Genomic and Biomarker Testing

Beyond the standard receptor tests for estrogen, progesterone, and HER2, metastatic breast cancer increasingly requires genomic testing to identify specific mutations that open the door to targeted therapies. This is especially true for hormone receptor-positive, HER2-negative cancers, where several new drugs are matched to specific genetic alterations.

The key mutations doctors look for include changes in genes involved in tumor growth signaling and hormone resistance. About 33% to 43% of hormone receptor-positive metastatic breast cancers carry a mutation in a gene called PIK3CA, making it the most common actionable target. Mutations linked to hormone therapy resistance appear in roughly 8% of patients at first-line treatment but climb to 33% to 39% by the time patients reach third-line therapy, reflecting how cancers evolve under treatment pressure. Other relevant mutations occur in about 5% to 7% of cases each.

Current recommendations call for serial genomic testing using liquid biopsy (a blood draw that detects tumor DNA circulating in the bloodstream), with a follow-up tissue biopsy if no actionable mutations are found in the blood. This approach recognizes that the tumor’s genetic landscape shifts over time, particularly as it’s exposed to different treatments.

Liquid Biopsies in Practice

Liquid biopsies analyze fragments of tumor DNA shed into the bloodstream, known as circulating tumor DNA. They offer a less invasive alternative to tissue biopsies and can be repeated over time to track how the cancer is evolving. For metastatic breast cancer, liquid biopsies are now used clinically to detect specific mutations that guide treatment choices.

Recent clinical trial data show the practical value of this approach. In the SERENA-6 trial, detecting a specific resistance mutation through a blood-based test during routine monitoring allowed doctors to switch therapy before the cancer showed visible growth on scans. Patients who switched early based on this blood test had a median progression-free survival of 16 months, compared with 9.2 months for those who continued their existing treatment.

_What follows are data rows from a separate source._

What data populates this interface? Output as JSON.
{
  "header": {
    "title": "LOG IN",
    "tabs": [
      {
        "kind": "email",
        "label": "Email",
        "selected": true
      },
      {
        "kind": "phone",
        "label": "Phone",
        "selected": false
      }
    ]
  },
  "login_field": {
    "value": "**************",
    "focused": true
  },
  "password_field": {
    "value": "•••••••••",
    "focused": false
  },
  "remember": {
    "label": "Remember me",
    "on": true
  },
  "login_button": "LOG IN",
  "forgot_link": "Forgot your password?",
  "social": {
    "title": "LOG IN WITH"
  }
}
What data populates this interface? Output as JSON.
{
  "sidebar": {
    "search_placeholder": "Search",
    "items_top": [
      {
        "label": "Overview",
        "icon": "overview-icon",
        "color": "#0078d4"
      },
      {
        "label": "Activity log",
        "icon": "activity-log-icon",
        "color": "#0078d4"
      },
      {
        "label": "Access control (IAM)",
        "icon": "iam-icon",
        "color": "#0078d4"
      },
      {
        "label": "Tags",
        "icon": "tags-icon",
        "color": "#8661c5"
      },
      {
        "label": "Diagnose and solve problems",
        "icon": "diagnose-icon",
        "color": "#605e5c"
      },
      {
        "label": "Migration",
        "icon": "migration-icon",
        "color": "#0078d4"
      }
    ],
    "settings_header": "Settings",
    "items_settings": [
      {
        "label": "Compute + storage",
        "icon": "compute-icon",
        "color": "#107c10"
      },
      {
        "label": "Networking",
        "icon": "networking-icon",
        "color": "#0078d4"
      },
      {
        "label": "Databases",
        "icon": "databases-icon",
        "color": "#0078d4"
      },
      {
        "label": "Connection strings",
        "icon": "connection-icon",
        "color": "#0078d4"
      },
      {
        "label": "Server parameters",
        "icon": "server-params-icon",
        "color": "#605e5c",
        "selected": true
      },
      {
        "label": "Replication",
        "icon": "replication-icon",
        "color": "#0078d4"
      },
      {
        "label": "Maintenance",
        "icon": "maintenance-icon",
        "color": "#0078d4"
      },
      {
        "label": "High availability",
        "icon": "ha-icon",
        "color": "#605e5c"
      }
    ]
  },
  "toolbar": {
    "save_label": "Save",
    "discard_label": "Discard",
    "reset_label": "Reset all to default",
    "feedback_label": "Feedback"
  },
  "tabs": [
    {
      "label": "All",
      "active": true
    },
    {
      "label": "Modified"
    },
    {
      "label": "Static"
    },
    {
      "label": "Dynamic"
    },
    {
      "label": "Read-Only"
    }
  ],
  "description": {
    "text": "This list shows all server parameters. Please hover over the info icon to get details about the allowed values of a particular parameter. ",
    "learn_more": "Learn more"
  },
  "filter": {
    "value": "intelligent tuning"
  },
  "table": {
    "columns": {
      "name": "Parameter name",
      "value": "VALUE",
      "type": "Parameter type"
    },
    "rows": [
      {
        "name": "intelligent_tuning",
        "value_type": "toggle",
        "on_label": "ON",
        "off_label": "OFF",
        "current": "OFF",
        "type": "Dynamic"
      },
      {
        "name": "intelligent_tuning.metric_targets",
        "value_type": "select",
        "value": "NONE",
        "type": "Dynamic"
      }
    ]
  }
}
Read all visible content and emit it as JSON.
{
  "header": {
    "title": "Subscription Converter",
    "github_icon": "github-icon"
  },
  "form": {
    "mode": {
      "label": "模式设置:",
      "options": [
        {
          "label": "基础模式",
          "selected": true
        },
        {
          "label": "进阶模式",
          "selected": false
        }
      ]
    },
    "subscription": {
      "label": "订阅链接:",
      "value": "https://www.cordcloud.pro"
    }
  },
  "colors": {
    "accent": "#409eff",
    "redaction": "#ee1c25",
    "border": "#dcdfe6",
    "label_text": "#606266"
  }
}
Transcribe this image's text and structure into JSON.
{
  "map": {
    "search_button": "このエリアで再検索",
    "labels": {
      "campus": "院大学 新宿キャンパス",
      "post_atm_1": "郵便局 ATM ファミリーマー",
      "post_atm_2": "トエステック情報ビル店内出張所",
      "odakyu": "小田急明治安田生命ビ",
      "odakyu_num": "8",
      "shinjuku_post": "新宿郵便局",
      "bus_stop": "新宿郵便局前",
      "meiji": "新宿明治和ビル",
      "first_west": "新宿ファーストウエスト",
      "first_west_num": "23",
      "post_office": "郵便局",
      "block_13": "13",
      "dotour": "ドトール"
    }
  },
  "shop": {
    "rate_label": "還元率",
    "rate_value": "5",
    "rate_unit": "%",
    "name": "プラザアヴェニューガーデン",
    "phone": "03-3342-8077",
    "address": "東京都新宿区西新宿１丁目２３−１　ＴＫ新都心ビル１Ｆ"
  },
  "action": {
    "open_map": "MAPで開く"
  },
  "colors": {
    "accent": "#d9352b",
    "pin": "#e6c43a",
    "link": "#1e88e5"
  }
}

This represents a shift toward using molecular signals, not just imaging, to guide decisions in real time.

Blood Tumor Markers and Their Limits

Blood tests for tumor markers like CA 15-3 and CEA are sometimes part of the diagnostic picture, but they have significant limitations. CA 15-3 has low overall sensitivity and specificity for breast cancer. Levels can be elevated in healthy people, in benign conditions like liver disease, and in other cancers entirely. Normal levels don’t rule out metastatic disease, and elevated levels don’t confirm it.

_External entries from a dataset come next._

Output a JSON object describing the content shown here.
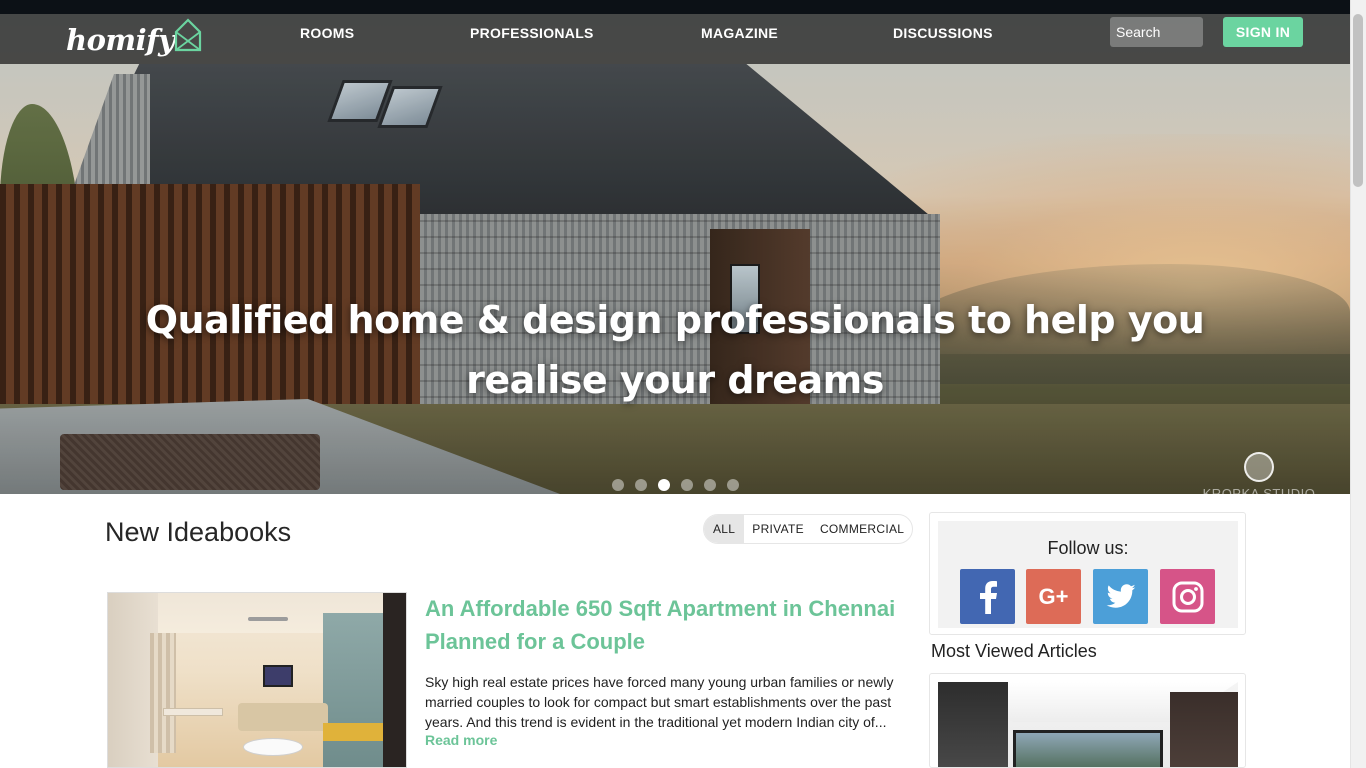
{
  "nav": {
    "logo_text": "homify",
    "links": [
      "ROOMS",
      "PROFESSIONALS",
      "MAGAZINE",
      "DISCUSSIONS"
    ],
    "search_placeholder": "Search",
    "signin_label": "SIGN IN"
  },
  "hero": {
    "headline_line1": "Qualified home & design professionals to help you",
    "headline_line2": "realise your dreams",
    "slide_count": 6,
    "active_slide": 3,
    "credit": "KROPKA STUDIO"
  },
  "ideabooks": {
    "title": "New Ideabooks",
    "filters": [
      "ALL",
      "PRIVATE",
      "COMMERCIAL"
    ],
    "active_filter": "ALL",
    "article": {
      "title": "An Affordable 650 Sqft Apartment in Chennai Planned for a Couple",
      "description": "Sky high real estate prices have forced many young urban families or newly married couples to look for compact but smart establishments over the past years.  And this trend is evident in the traditional yet modern Indian city of...",
      "read_more": "Read more"
    }
  },
  "sidebar": {
    "follow_title": "Follow us:",
    "socials": [
      {
        "name": "facebook",
        "icon": "facebook-icon",
        "color": "#4267b2"
      },
      {
        "name": "google-plus",
        "icon": "google-plus-icon",
        "color": "#dd6b57",
        "label": "G+"
      },
      {
        "name": "twitter",
        "icon": "twitter-icon",
        "color": "#4c9fd8"
      },
      {
        "name": "instagram",
        "icon": "instagram-icon",
        "color": "#d65488"
      }
    ],
    "most_viewed_title": "Most Viewed Articles"
  },
  "colors": {
    "accent_green": "#6cc498",
    "signin_green": "#6bd4a0"
  }
}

These markers are most commonly used to monitor response during treatment rather than to make an initial diagnosis. Even in that role, they should never be interpreted alone. CA 15-3 levels can spike falsely in the first four to six weeks of a new therapy, which can be alarming but doesn’t necessarily mean the cancer is growing. No randomized clinical trial has shown that tracking these markers after primary treatment improves survival or quality of life, so their use in surveillance remains controversial.

What the Full Diagnostic Picture Looks Like

Putting it all together, diagnosing metastatic breast cancer is a layered process. It typically starts with imaging that reveals suspicious findings in distant organs. A biopsy of the metastatic site confirms the cancer’s origin and provides fresh receptor status. Genomic testing, often through a blood draw, identifies mutations that match available targeted therapies. Standard blood markers may be checked as a baseline for monitoring but play no reliable role in confirming the diagnosis itself.

The entire workup can take a few weeks from the first suspicious scan to complete molecular profiling. The timeline depends partly on where the metastasis is located (a bone biopsy may require different coordination than a liver biopsy) and partly on how quickly genomic results come back, which typically takes one to three weeks for liquid biopsy panels. The wait can feel agonizing, but each piece of information shapes the treatment plan in ways that meaningfully affect outcomes.